If $\mathbf A$ is any square non-singular matrix of dimension $n \times n$. And $\mathbf B$ is a $n \times m$ matrix with $\mathrm{rank(\mathbf B)} = m$. Is the full rank condition of matrix $\mathbf B$ both sufficient as well as necessary to state that the matrix product $\mathbf {B^TAB}$ is non-singular?
i.e., can we write:
$ \mathbf {A}$ is non-singular $\iff$ $\mathrm{rank(\mathbf B)} = m$ and $\mathbf {B^TAB}$ is non-singular
Nope, the statement is not true in this form. A simple example is: $$ B=\begin{bmatrix}1\\1\end{bmatrix},\quad A=\begin{bmatrix}1&0\\0&0\end{bmatrix}. $$ Then $\mathrm{rank}(B)=1$ and $B^TAB=1$ is non-singular, but $A$ is singular. If $$ B=\begin{bmatrix}1\\1\end{bmatrix}, \quad A=\begin{bmatrix}1&0\\0&-1\end{bmatrix}, $$ then $\mathrm{rank}(B)=1$, $A$ is non-singular, but $B^TAB=0$ is singular.

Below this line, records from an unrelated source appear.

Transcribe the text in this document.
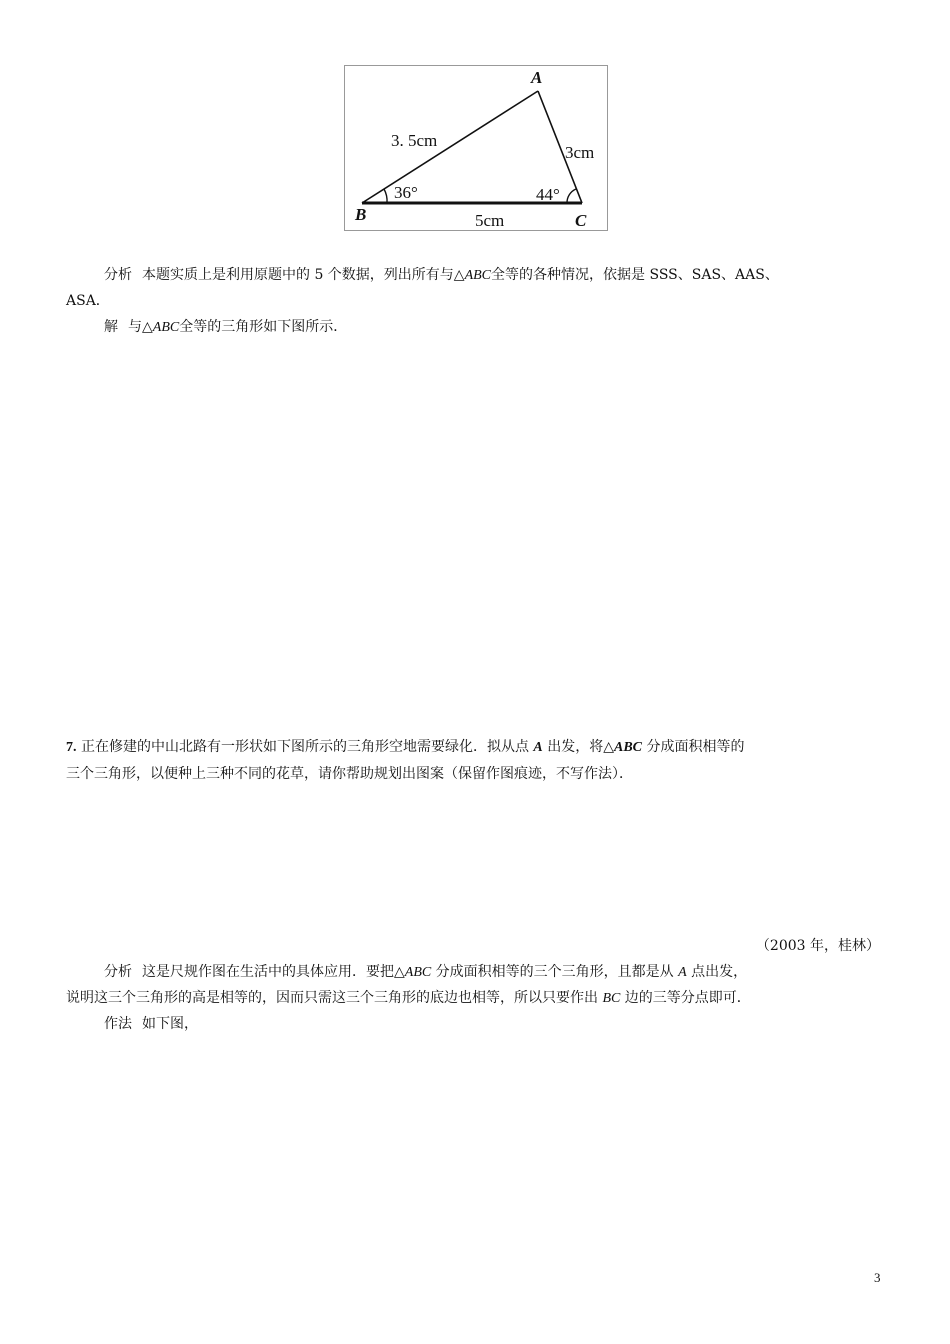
A
B	C
3. 5cm
3cm
5cm
36°	44°
分析 本题实质上是利用原题中的 5 个数据，列出所有与△ABC全等的各种情况，依据是 SSS、SAS、AAS、
ASA．
解 与△ABC全等的三角形如下图所示．
7. 正在修建的中山北路有一形状如下图所示的三角形空地需要绿化．拟从点 A 出发，将△ABC 分成面积相等的
三个三角形，以便种上三种不同的花草，请你帮助规划出图案（保留作图痕迹，不写作法）．
（2003 年，桂林）
分析 这是尺规作图在生活中的具体应用．要把△ABC 分成面积相等的三个三角形，且都是从 A 点出发，
说明这三个三角形的高是相等的，因而只需这三个三角形的底边也相等，所以只要作出 BC 边的三等分点即可．
作法 如下图，
3
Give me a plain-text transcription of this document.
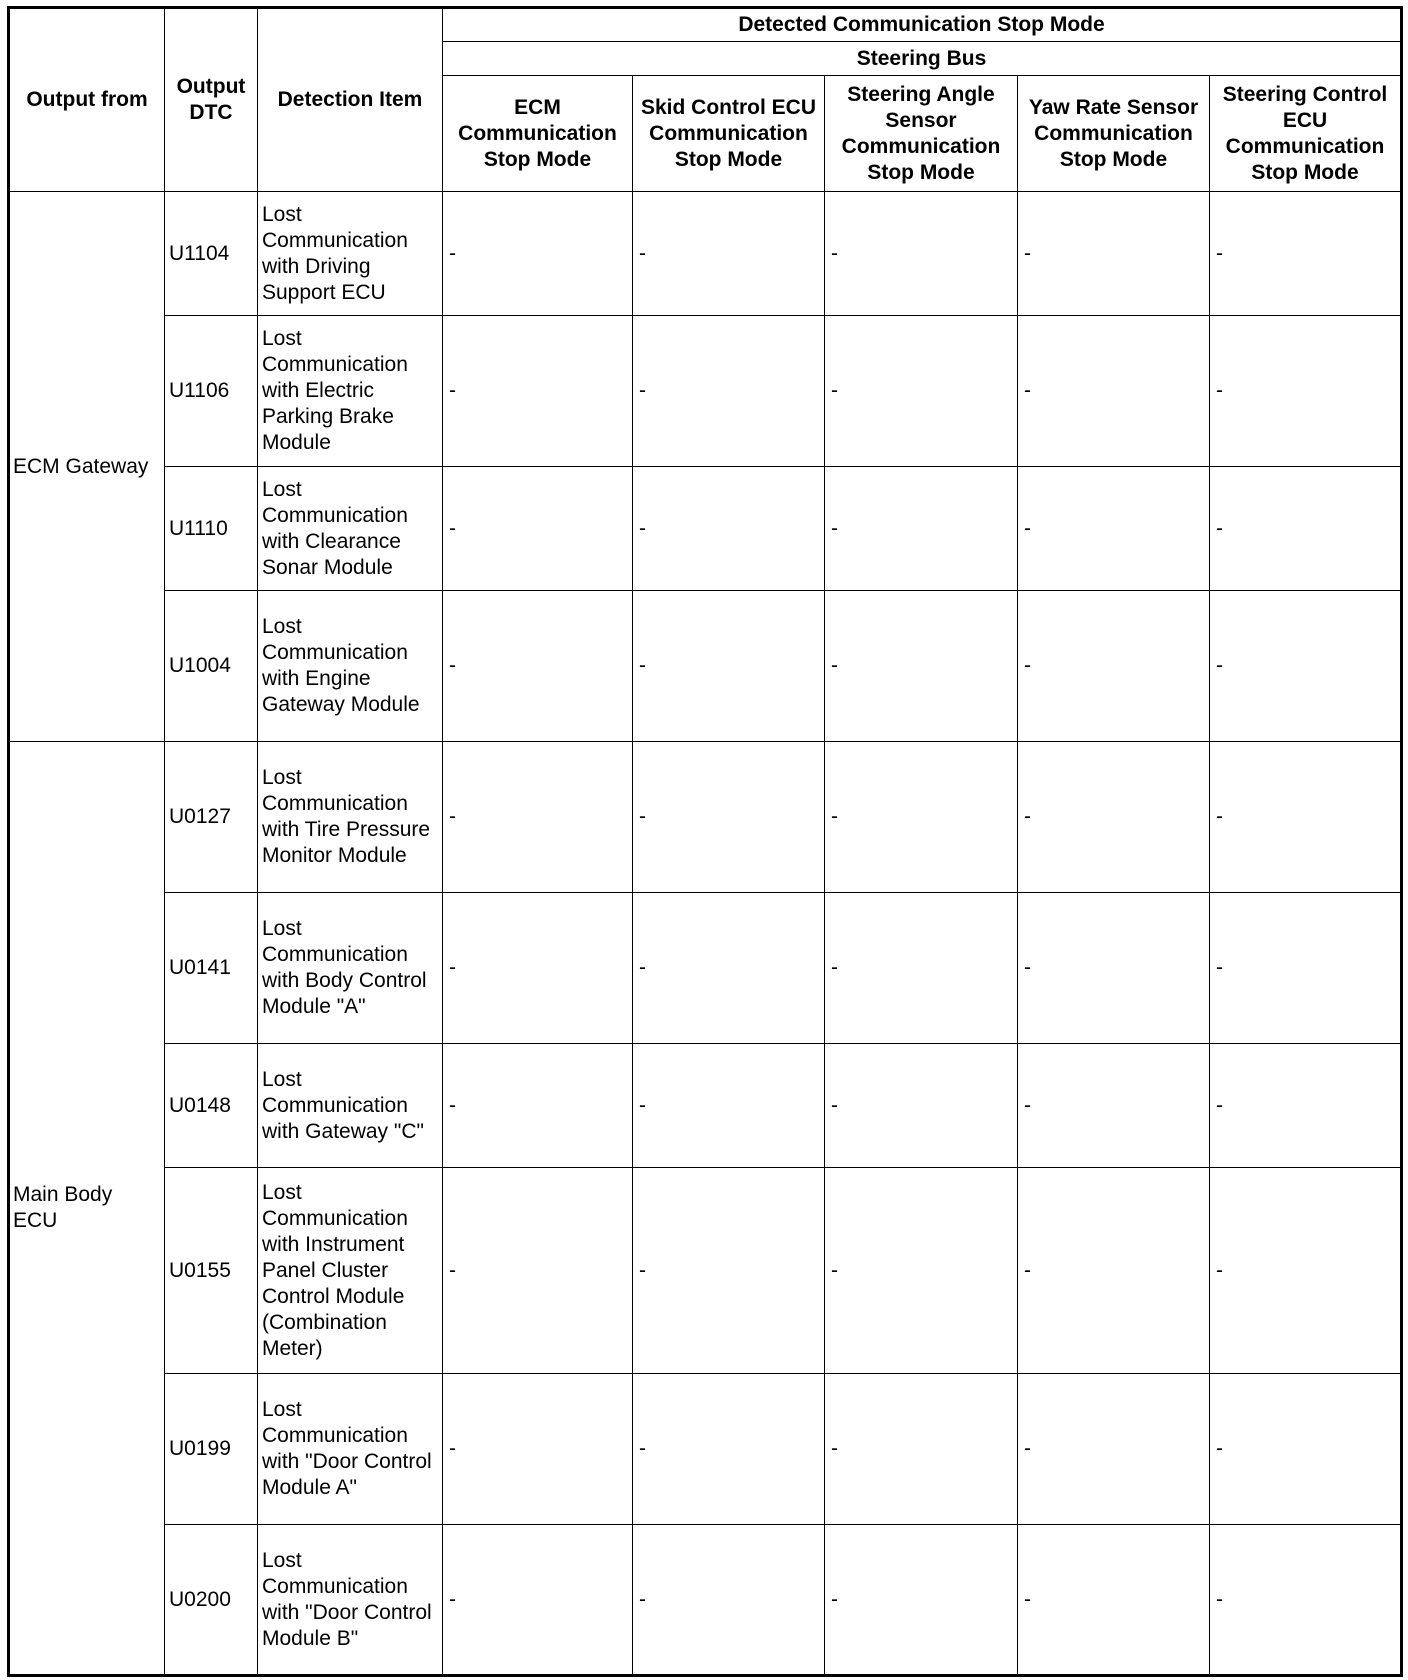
Output from	Output DTC	Detection Item	Detected Communication Stop Mode				
			Steering Bus				
			ECM Communication Stop Mode	Skid Control ECU Communication Stop Mode	Steering Angle Sensor Communication Stop Mode	Yaw Rate Sensor Communication Stop Mode	Steering Control ECU Communication Stop Mode
ECM Gateway	U1104	Lost Communication with Driving Support ECU	-	-	-	-	-
	U1106	Lost Communication with Electric Parking Brake Module	-	-	-	-	-
	U1110	Lost Communication with Clearance Sonar Module	-	-	-	-	-
	U1004	Lost Communication with Engine Gateway Module	-	-	-	-	-
Main Body ECU	U0127	Lost Communication with Tire Pressure Monitor Module	-	-	-	-	-
	U0141	Lost Communication with Body Control Module "A"	-	-	-	-	-
	U0148	Lost Communication with Gateway "C"	-	-	-	-	-
	U0155	Lost Communication with Instrument Panel Cluster Control Module (Combination Meter)	-	-	-	-	-
	U0199	Lost Communication with "Door Control Module A"	-	-	-	-	-
	U0200	Lost Communication with "Door Control Module B"	-	-	-	-	-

The condition $B^TAB$ and $\mathrm{rank}B=m$ does not need to be sufficient for the non-singularity of $A$ since the conditions impose a sort of "non-singularity on a restricted subspace", which obviously does not need to be sufficient for the "non-singularity of the whole". On the other hand, a non-singular $A$ does not imply that $x^TAx\neq 0$ (e.g., indefinite symmetric matrices).
NOTE: $\mathrm{rank}(B)=m$ should actually be an assumption for the equivalence (if there was any) as the non-singularity of $A$ and the full rank of $B$ are completely independent things (non-singularity of $A$ does not imply anything about the rank of $B$).